9) Making Their Way the Only Way They Know How
I’ve always wondered about the process songwriters use when writing for TV shows. Are they given a brief about the show? Do they know who’s been cast as the characters before they start writing? Whatever process Waylon Jennings used, he nailed it when he wrote and performed the Dukes of Hazzard theme song. Modern day Robin Hoods and good old boys who don’t mean no harm. Ain’t nothin’ wrong with that, Waylon.

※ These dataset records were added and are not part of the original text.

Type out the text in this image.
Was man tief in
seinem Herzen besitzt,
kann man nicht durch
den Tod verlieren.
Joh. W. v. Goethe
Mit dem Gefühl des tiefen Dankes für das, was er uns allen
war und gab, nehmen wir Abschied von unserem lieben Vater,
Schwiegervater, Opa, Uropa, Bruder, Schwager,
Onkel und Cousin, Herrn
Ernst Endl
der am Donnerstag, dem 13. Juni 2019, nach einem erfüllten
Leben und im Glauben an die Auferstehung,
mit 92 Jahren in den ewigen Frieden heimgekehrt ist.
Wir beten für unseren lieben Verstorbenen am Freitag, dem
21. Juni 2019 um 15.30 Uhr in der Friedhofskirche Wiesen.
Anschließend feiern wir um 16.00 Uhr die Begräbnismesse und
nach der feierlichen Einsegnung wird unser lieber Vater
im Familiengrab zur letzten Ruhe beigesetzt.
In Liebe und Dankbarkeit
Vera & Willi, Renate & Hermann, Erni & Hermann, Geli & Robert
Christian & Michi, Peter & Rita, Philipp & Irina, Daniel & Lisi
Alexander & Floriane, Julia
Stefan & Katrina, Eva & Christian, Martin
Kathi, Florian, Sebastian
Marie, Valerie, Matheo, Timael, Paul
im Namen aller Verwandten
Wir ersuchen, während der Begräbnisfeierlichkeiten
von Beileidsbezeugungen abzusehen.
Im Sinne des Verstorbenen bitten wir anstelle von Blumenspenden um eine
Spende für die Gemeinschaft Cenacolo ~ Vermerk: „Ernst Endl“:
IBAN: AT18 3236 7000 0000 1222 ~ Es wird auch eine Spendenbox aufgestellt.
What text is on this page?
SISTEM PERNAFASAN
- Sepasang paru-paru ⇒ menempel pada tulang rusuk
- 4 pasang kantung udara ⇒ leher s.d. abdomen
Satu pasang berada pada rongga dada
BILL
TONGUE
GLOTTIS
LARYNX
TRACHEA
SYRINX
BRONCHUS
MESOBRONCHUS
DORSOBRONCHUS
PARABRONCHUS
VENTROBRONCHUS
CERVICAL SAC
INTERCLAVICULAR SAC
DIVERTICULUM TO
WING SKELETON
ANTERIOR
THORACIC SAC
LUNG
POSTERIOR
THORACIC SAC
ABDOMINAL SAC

10) You Take the Good, You Take the Bad
It was a tough call between Facts of Life and Diff’rent Strokes (both co-written by Alan Thicke of Growing Pains fame), but the Facts of Life theme songs wins for its no-nonsense encouragement to do some inner therapy when things aren’t going so well, and to ultimately realize that sometimes, well, that’s just the way life goes. I’m sure that logic came in handy for Tootie, when she tried to come to terms with why she was nicknamed after flatulence.